I am a hard head and can be quite opposing at times.
Unfortunately, as I considered the many years of depression and choices that fall under the ‘high’ category, I knew the professionals were correct. In January 2002, I accepted I have a chronic mental illness, and a journey began. I experienced a myriad of emotions at the time, such as anger, disappointment, fear, and a mild case of feeling sorry for myself!
I replayed the past in my mind. This led to a deeper understanding of me. Amazingly, this understanding brought comfort to a chaotic time. My high-risk choices were especially understandable. I cannot justify certain things, but I can freely admit my inability at the time to control the mania I was experiencing.
Here is a list of basic facts relating to Bipolar Disorder (BD):
- BD may affect as many as 60 million men and women worldwide.
- The typical age at onset of symptoms is 15-25. (That’s me!)
- There is NO cure.
- Some patients may experience additional mental disorders.
- The degree and length of mood swings is unpredictable. (The entire disorder is unpredictable if you ask me)
Initially, the struggle in living with BD was overwhelming. I entered inpatient care following a manic episode, but the depression that followed required intensive care. Unprepared for the severity of hopelessness I encountered, I longed to be back in the hospital.

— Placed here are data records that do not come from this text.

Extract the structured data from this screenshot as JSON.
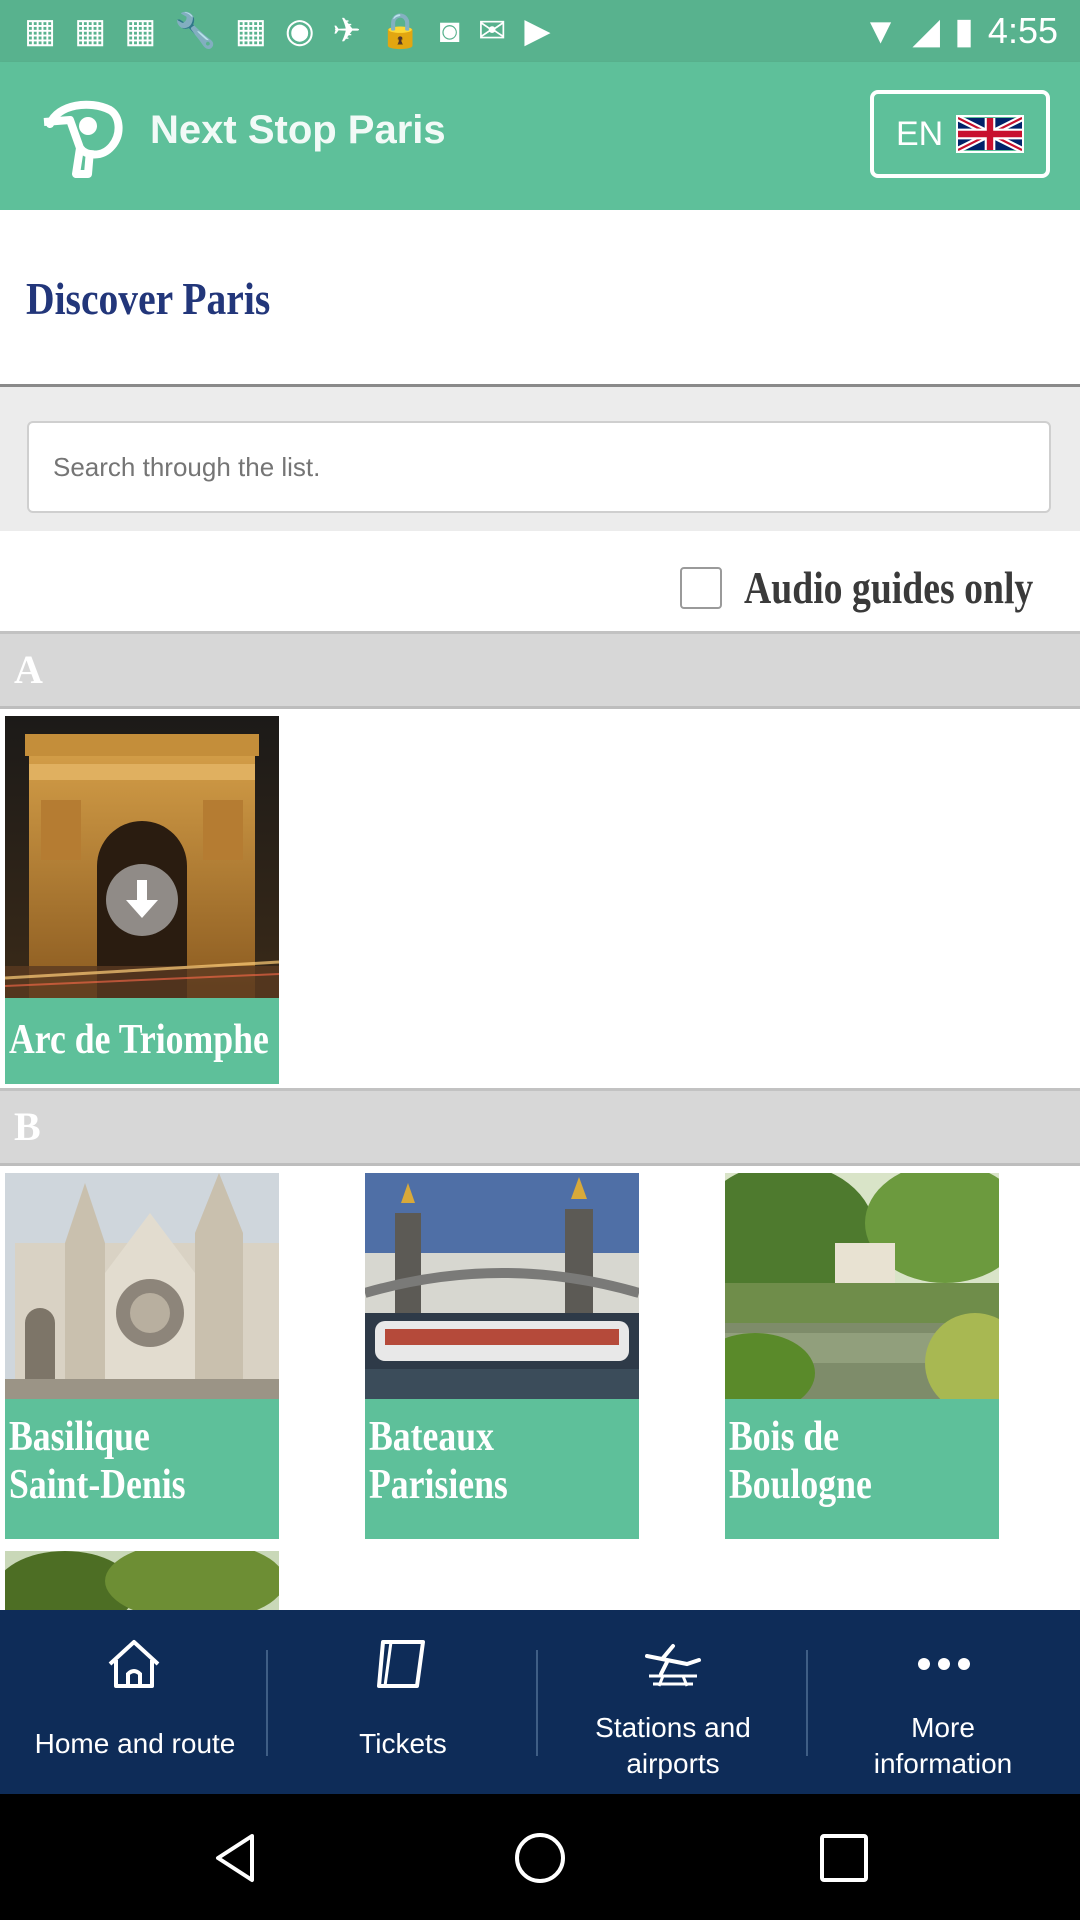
{
  "status_bar": {
    "time": "4:55",
    "notification_icons": [
      "fake-gps-icon",
      "flipboard-icon",
      "flipboard-icon",
      "wrench-icon",
      "flipboard-icon",
      "sync-icon",
      "satellite-icon",
      "lock-icon",
      "robot-icon",
      "inbox-icon",
      "youtube-icon"
    ]
  },
  "app_bar": {
    "title": "Next Stop Paris",
    "language": "EN"
  },
  "page": {
    "heading": "Discover Paris"
  },
  "search": {
    "placeholder": "Search through the list."
  },
  "filter": {
    "label": "Audio guides only",
    "checked": false
  },
  "sections": [
    {
      "letter": "A",
      "items": [
        {
          "name": "Arc de Triomphe",
          "downloadable": true
        }
      ]
    },
    {
      "letter": "B",
      "items": [
        {
          "line1": "Basilique",
          "line2": "Saint-Denis"
        },
        {
          "line1": "Bateaux",
          "line2": "Parisiens"
        },
        {
          "line1": "Bois de",
          "line2": "Boulogne"
        }
      ]
    }
  ],
  "bottom_nav": {
    "home": "Home and route",
    "tickets": "Tickets",
    "stations_line1": "Stations and",
    "stations_line2": "airports",
    "more_line1": "More",
    "more_line2": "information"
  },
  "colors": {
    "primary": "#5EC09A",
    "status_bar": "#58B28E",
    "heading_text": "#22367A",
    "nav_background": "#0E2C58",
    "section_header": "#D7D7D7"
  }
}
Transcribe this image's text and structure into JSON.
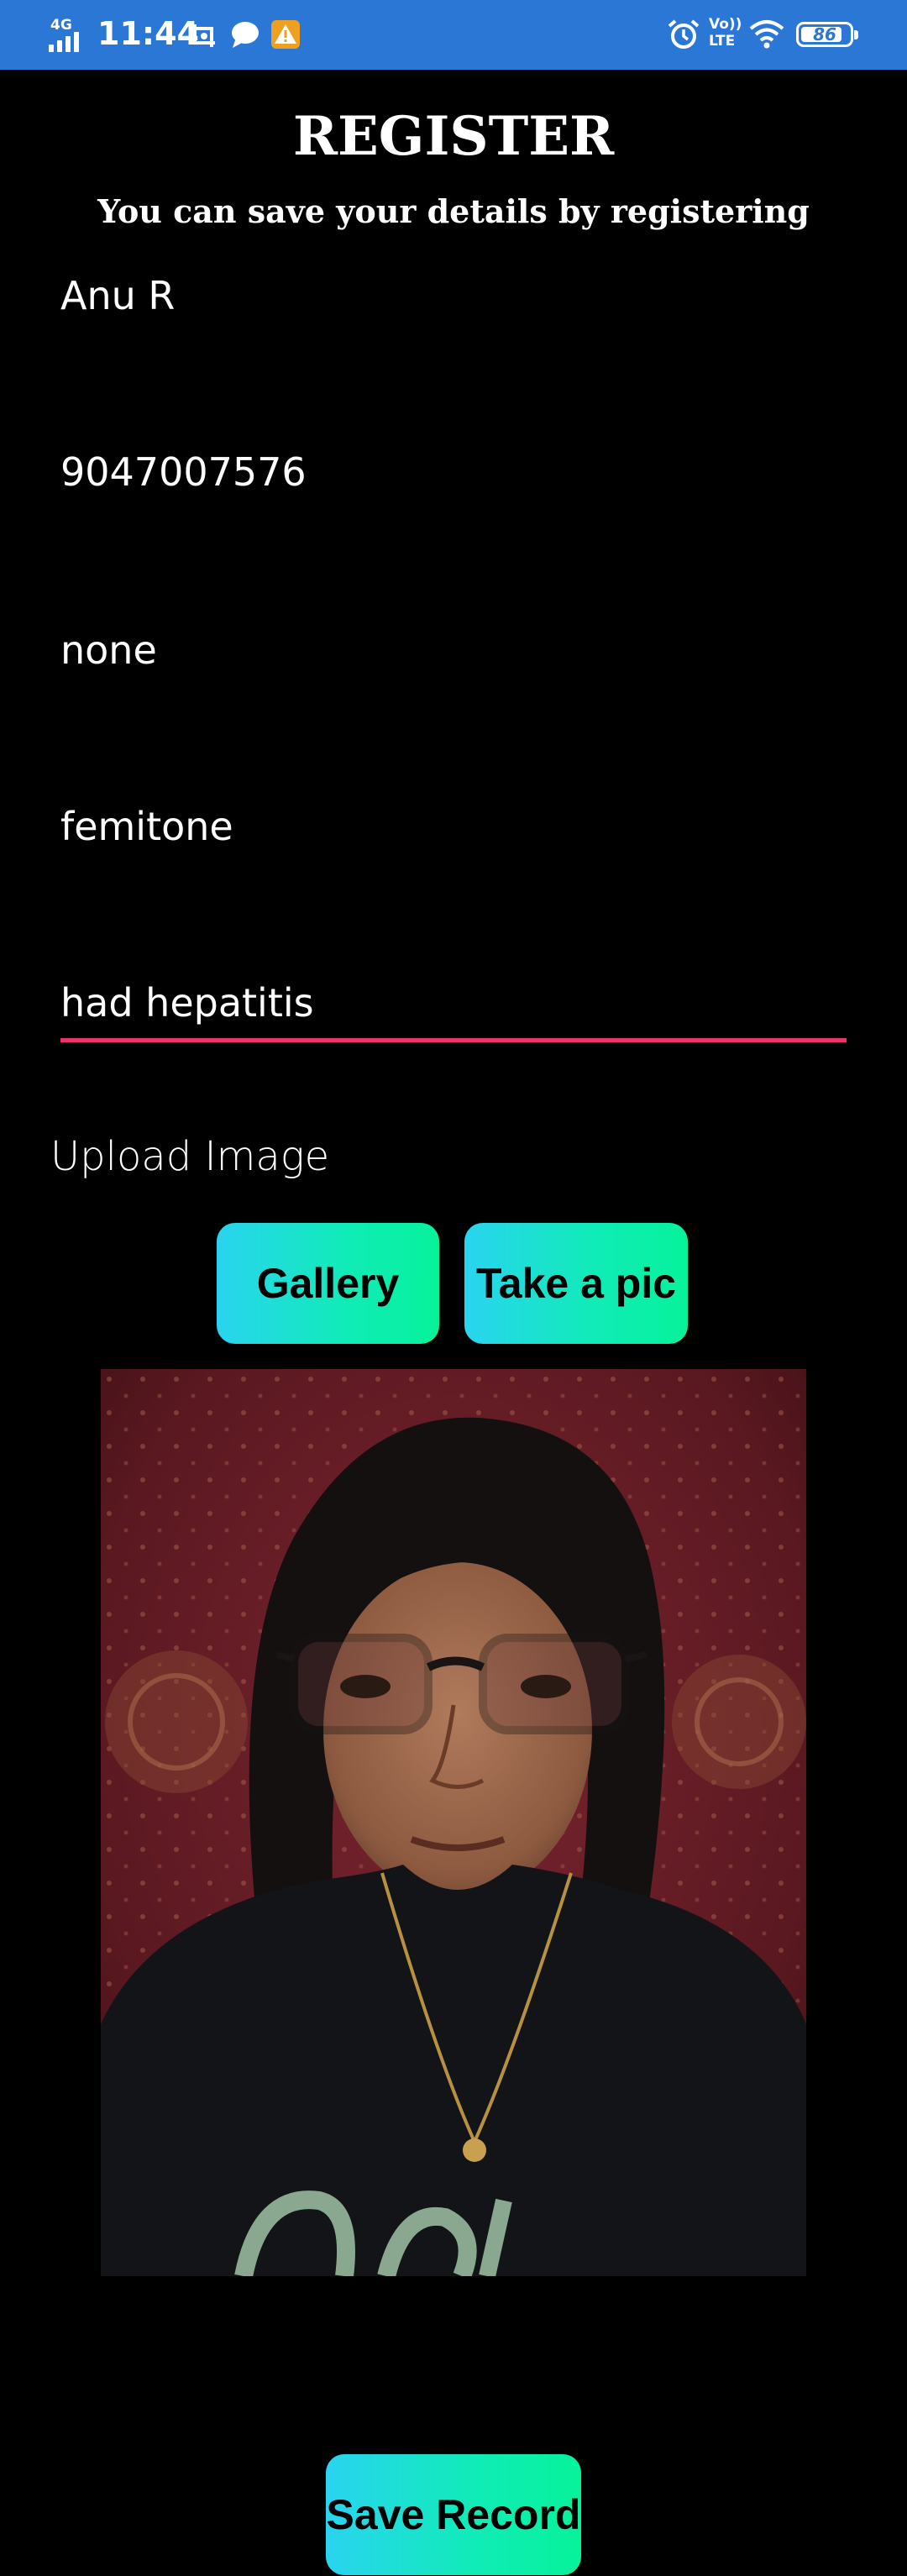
{
  "status_bar": {
    "network_type": "4G",
    "time": "11:44",
    "volte_label": "Vo)) LTE",
    "battery_level": "86",
    "battery_fraction": 0.86,
    "icons": [
      "signal-bars-icon",
      "screenshot-icon",
      "message-bubble-icon",
      "warning-icon",
      "alarm-icon",
      "wifi-icon",
      "battery-icon"
    ],
    "colors": {
      "background": "#2a77d6",
      "warning": "#f0a020"
    }
  },
  "header": {
    "title": "REGISTER",
    "subtitle": "You can save your details by registering"
  },
  "form": {
    "fields": [
      {
        "value": "Anu R"
      },
      {
        "value": "9047007576"
      },
      {
        "value": "none"
      },
      {
        "value": "femitone"
      },
      {
        "value": "had hepatitis",
        "focused": true
      }
    ],
    "focus_color": "#e8336b"
  },
  "upload": {
    "label": "Upload Image",
    "gallery_label": "Gallery",
    "take_pic_label": "Take a pic",
    "button_gradient": [
      "#2ad4f0",
      "#06f29a"
    ]
  },
  "photo": {
    "alt": "uploaded photo"
  },
  "save": {
    "label": "Save Record"
  }
}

I thought I had multiple personalities, as BP is truly two of you in one. It took years to gain a sense of self-awareness and to establish some sort of normalcy.

After challenging one therapist after another, I decided to add my faith into the equation. This strategy would be the game changer of my life.
I feared the truth of my BD within the community of believers around me. The stigma was more than I could bear. I longed to be normal. Unfortunately, this world, especially the church, did not consider mental illness as normal. I had to trust in the love I knew, and slowly I began to share the reality I hid so well.
Pleasantly surprised by the warm and accepting reception I received, I felt at ease. Moreover, in bringing light to the topic of BD, many others felt comfortable enough to come forward and share their stories as well. With this revelation came the idea to keep talking about BD and mental health issues, and to share my experiences with others in the church. The one place we should be confident to share and receive love and encouragement is our places of faith- for me this is the Christian church.
It is now 20 years since my formal diagnosis. Since that time, I have grown in my ability to handle BD. Gone are the fears of mania and depression. I no longer stumble clumsily through anxiety. I know the triggers and early symptoms. I have plans in place to care for myself and know the exact point to seek assistance from family and professionals. If you ask anyone who knows me personally, how I am, you will hear, “She’s got this!”
That is the beginning. We all started this course at the beginning. The important part is taking the step to move beyond that point and find peace as you navigate each step along the way.